Kirtan relies on the use of Maya (magic, illusion, abstraction - like a graphical representation of numbers, or a 2 dimensional rendering of a 3 dimensional object, or the convincing performance of a theater actor, etc.), and this makes it both effective and dangerous for someone who is unskilled or insufficiently trained.  Of the numerous dangers of Maya in Kirtan, the greatest is entertainment: the athlete or musician must enjoy the game differently than the spectator, and each must remember their place.  For the spectator, it is easy to become entertained and too passive in their witnessing, and in such a dreamlike state, gain no benefit from the work of Dharma.  For the athlete, it is easy to become entertained and too active in their participation.   

If a Yogi stays aware of the Maya by perceiving the tools through which it is created, this danger is somewhat minimized: this is why it is necessary to first train in describing the merits (gunakirtana) of the players and their tools, why Puja is necessary to honor all those who play.  This act of friendship helps one remain conscious of the Maya, and not be overcome by it.
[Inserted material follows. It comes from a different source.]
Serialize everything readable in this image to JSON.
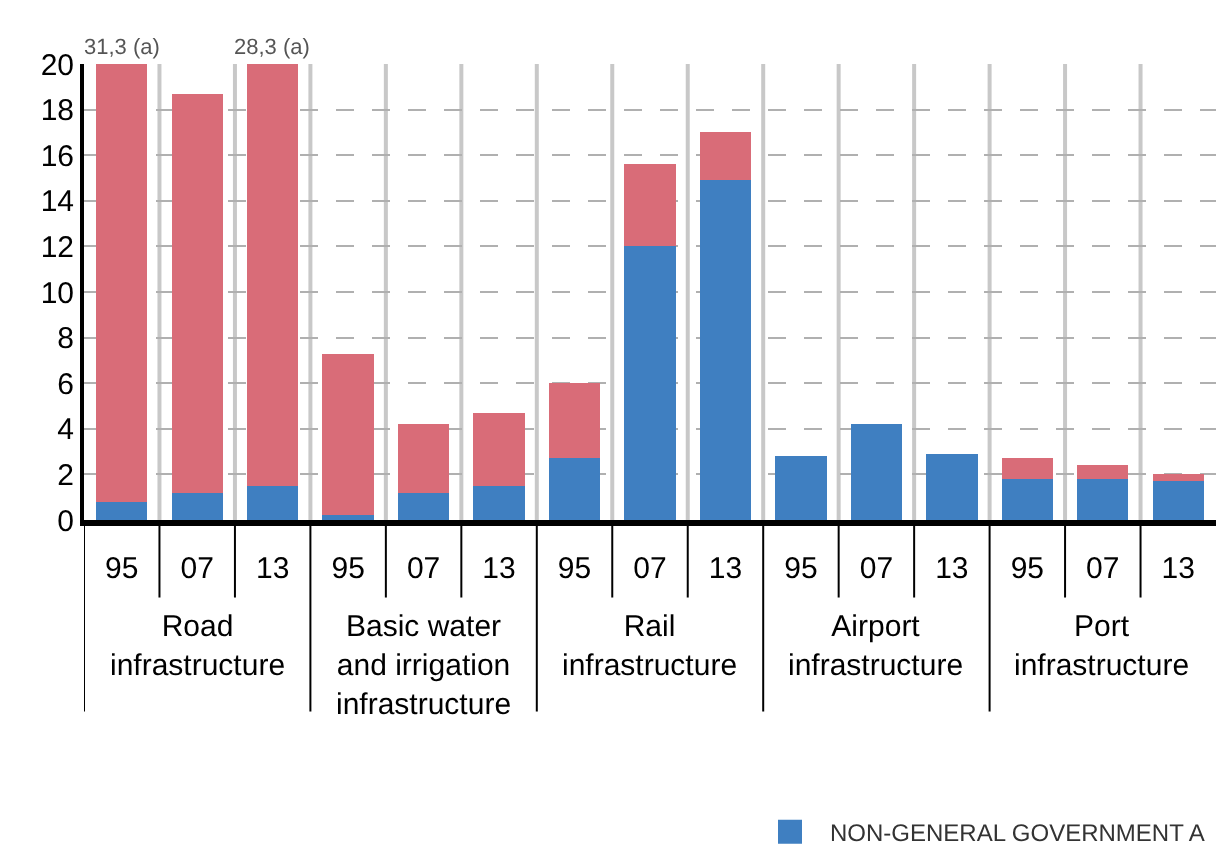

Understanding the illusion does not rob it of its potency, only its power to control.  Understanding the illusion permits the Yogi to benefit from it without being overcome.  Taste each ingredient in the meal, smell every flower in the perfume, see every color and stroke in a painting, discover the actor behind the mask of your favorite character - if you can understand and praise the study, training and practice the player on the field undertook, even if they oppose you, you not only can come to understand what athleticism truly is, but will doubtlessly emulate them and exceed them.  

There is no honor in overcoming a less capable opponent, only in withstanding their antagonism.  There is no honor in speaking over a more eloquent voice, only in patient dialogue or supporting chorus with it.  The honor of a Yogi is observed in their self-restraint, their collaboration and cooperation, their ability to construct and service the temple for the sacrifice of this self: it is in Kirtan that we willingly give up our own individual voice to lend it to the choir.  Our voice, distinct and powerful, is important to hear - but is frequently bettered by supporting others.  

While entertainment is a desired effect of the performance of Kirtan, and necessary to achieve Kama, the enjoyment of the work, it is not the primary goal.  Performance is often the best (and sometimes the only) means by which a student may come to understand the Dharma.